Jane Usher, reached via phone at her home, told us that the main reason she is leaving her unpaid position as president of the city planning commission is because of monetary issues. "This is a painful assignment to my pocketbook," she said. Usher, who said that she first approached the Mayor about resigning this summer, had a lot more to say--it's after the jump. Also after the jump: Her resignation letter.
Why are you leaving your position?
When the Mayor and I started this, his commitment to me and mine to him, is that I would chair it for a year. Three and half years later, I am still chairing the commission.
Early in the summer, I asked for my liberation. This assignment is intense, it is demanding. And as I looked at my bank statements in September and October, I realized?I work for free, and I have thrown myself into this body and soul?and I pay my own way, and this is a painful assignment to my pocketbook.
So are you leaving for mostly monetary reasons?
Yes, but I have tried to convince myself and the mayor that it always is a good idea to bring in a fresh set of eyes to conquer a problem and advance a cause.
What kinds of jobs do you think you'll be looking for?

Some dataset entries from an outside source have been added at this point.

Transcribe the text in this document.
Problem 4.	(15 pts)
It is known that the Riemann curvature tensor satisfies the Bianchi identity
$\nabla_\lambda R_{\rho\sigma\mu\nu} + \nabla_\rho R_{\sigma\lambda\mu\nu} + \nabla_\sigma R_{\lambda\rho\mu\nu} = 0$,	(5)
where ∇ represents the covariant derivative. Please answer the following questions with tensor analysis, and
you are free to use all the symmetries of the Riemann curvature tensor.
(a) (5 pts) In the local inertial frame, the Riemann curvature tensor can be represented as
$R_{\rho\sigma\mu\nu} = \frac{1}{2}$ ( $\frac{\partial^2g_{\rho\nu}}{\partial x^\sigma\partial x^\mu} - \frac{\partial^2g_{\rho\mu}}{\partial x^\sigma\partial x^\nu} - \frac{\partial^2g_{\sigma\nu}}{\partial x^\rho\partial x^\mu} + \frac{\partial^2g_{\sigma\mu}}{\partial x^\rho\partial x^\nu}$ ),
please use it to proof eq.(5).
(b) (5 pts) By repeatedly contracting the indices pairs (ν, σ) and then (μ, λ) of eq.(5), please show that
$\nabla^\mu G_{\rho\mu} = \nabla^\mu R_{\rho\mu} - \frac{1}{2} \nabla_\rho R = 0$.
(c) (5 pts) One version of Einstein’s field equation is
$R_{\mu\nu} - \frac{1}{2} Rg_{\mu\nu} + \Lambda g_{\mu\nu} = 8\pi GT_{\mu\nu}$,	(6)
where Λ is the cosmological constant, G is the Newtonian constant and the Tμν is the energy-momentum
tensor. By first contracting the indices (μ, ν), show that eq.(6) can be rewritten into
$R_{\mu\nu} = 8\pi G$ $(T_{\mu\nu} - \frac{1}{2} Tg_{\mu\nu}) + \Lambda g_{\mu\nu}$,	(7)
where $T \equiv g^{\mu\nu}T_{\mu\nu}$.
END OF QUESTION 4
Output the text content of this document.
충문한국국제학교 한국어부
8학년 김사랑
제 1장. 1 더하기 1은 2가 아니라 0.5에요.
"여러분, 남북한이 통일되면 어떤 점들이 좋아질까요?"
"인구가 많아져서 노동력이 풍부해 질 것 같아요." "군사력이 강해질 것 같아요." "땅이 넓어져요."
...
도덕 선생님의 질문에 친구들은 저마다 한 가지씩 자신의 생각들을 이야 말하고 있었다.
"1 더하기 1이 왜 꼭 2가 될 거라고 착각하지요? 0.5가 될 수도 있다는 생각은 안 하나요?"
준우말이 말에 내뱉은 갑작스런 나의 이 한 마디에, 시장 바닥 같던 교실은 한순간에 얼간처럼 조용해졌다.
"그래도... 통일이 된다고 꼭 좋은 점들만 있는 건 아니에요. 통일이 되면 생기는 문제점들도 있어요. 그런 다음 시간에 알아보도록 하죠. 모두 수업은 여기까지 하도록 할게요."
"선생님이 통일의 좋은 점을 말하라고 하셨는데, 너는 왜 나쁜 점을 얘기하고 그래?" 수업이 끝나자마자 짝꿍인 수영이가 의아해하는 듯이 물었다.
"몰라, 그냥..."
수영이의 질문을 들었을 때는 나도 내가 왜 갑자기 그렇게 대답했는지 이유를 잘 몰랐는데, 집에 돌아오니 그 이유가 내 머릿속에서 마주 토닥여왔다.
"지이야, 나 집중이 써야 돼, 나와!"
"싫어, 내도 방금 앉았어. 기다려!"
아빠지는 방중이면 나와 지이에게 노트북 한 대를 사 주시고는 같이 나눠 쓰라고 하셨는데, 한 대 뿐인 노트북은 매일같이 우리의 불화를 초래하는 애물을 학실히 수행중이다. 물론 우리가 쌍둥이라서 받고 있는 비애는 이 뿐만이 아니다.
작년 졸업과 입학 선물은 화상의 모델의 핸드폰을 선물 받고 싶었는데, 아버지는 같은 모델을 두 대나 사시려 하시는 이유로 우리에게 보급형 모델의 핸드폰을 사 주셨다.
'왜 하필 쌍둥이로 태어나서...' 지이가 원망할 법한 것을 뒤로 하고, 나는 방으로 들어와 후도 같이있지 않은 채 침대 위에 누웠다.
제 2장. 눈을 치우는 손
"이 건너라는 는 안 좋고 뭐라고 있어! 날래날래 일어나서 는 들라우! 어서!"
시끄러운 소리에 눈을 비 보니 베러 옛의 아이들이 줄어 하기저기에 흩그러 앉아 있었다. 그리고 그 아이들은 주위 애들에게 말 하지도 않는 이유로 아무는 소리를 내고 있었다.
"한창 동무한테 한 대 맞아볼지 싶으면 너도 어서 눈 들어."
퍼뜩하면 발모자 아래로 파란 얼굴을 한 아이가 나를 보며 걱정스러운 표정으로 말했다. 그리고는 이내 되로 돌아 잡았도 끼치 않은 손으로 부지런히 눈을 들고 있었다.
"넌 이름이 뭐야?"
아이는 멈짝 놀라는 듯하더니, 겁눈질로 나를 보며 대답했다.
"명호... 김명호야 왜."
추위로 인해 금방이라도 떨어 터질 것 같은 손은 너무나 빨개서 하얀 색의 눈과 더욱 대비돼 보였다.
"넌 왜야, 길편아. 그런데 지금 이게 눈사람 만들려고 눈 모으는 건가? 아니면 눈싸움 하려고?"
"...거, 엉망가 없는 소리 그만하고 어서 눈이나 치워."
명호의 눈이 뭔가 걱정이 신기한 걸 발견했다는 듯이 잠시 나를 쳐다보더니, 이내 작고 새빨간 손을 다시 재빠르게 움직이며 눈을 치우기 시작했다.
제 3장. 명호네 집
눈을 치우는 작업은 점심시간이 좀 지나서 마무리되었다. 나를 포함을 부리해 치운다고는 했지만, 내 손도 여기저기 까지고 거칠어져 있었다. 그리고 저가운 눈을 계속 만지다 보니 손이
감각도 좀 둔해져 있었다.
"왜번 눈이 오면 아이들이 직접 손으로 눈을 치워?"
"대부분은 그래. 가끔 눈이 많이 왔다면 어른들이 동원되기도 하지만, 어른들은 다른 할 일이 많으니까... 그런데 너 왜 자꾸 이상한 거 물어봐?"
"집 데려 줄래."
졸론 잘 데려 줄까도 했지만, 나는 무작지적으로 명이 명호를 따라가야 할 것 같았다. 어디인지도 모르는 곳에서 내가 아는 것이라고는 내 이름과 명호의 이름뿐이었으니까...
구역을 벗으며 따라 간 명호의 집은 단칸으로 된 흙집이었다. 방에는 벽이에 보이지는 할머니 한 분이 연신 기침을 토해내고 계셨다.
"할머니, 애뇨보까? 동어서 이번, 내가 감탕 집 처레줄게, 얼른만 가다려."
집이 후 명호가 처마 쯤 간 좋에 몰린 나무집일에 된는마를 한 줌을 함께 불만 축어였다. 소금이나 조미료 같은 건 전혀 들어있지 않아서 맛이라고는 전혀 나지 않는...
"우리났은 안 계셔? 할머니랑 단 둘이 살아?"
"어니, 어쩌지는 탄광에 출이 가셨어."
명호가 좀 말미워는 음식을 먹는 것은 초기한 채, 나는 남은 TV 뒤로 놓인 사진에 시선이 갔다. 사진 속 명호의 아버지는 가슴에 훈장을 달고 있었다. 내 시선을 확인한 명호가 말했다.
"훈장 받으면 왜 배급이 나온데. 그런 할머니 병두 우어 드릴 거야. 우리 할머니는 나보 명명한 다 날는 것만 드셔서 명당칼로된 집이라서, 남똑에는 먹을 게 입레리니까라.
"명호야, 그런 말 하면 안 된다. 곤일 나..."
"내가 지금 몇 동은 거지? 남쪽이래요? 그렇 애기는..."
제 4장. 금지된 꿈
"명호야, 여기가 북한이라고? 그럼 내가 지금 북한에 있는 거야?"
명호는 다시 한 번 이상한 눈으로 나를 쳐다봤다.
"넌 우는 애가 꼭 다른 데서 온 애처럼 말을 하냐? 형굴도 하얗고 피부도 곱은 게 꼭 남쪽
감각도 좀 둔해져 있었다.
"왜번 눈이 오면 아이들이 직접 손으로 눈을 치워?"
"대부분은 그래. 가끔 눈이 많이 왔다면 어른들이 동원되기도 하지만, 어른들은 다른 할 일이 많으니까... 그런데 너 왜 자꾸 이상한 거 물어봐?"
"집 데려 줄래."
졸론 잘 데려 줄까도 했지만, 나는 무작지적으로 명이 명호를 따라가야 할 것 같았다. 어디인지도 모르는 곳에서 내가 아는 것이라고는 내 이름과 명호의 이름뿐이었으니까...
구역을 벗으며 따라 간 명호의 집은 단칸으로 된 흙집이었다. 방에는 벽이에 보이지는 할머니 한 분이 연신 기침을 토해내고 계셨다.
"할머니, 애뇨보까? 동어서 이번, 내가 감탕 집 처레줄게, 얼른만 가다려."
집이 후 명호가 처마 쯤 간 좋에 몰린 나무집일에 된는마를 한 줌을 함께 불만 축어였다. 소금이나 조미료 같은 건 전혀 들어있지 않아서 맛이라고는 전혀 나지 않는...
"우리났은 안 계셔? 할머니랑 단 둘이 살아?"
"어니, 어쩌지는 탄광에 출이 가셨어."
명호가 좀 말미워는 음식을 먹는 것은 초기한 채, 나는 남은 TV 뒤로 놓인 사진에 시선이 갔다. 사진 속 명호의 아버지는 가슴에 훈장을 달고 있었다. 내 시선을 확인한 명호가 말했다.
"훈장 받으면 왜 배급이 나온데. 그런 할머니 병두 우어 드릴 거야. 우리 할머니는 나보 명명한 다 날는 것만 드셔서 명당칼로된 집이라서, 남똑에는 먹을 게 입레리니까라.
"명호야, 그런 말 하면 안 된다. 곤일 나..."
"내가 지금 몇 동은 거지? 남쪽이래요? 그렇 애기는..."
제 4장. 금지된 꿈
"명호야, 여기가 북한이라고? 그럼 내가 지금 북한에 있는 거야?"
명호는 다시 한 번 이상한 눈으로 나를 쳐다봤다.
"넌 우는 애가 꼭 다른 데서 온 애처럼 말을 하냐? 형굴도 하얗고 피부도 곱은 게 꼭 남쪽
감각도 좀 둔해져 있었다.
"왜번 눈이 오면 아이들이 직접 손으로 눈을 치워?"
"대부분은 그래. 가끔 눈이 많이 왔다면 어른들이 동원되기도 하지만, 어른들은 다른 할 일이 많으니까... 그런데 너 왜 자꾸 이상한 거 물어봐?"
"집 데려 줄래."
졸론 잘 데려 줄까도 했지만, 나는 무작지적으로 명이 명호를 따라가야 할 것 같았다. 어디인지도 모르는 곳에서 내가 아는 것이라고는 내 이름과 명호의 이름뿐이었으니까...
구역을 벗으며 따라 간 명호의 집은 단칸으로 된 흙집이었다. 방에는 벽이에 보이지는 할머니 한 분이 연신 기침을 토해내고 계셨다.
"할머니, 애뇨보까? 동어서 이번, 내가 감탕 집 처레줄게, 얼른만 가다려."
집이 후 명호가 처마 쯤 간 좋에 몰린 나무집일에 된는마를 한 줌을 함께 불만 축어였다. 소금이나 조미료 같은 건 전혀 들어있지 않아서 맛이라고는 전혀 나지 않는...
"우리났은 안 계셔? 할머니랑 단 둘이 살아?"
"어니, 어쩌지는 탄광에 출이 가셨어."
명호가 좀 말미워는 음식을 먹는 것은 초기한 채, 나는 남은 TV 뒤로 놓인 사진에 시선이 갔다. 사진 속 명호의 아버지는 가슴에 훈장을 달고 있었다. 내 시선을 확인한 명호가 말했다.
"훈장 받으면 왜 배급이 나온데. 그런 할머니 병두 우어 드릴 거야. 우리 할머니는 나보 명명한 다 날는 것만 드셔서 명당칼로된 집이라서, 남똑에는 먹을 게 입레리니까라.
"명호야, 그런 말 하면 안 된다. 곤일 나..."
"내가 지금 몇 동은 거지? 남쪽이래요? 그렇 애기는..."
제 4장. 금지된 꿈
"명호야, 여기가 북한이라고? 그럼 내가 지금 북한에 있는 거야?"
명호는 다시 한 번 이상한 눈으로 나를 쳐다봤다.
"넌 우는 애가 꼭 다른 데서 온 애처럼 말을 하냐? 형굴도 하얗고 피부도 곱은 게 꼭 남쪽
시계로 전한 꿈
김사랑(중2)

My skill set is that I am a lawyer and administrator, I would love the chance to run something or practice law in ways that are useful. I haven't started to look..
The timing of this comes with a decision in the density bonus lawsuit, any thoughts?
I think people are misunderstanding that, I think people may be mixed up. That lawsuit is percolating? This is the case that came under state law, not under a new law?we long anticipated this ruling. But having said that, the timing is just what it is.. The lawsuit ruling that I am looking forward to hearing is the billboard ruling and the ceqa lawsuit.. That case [the Louise Apts] will stand all by its lonesome, coming in at a time when the city had no density bonus ordinance.
What are you most proud of in your three years?
Without a doubt, the Do Real Planning policies...our predecessors had never spoken up about the bigger picture, we had the audacity to offer up the principles?.we got calls from other planning departments in other cities, telling us that they pinned that document up on their walls. Without a doubt, I’m proudest of that document.
Anything that you regret in the last three years?
It’s always an interesting question to think about when to be outspoken and when to be patient. And patience isn’t my strength, and I am hopeful that the next chair of the planning commission will use his or own her skills to advance topics that are consistent to his or her own strengths.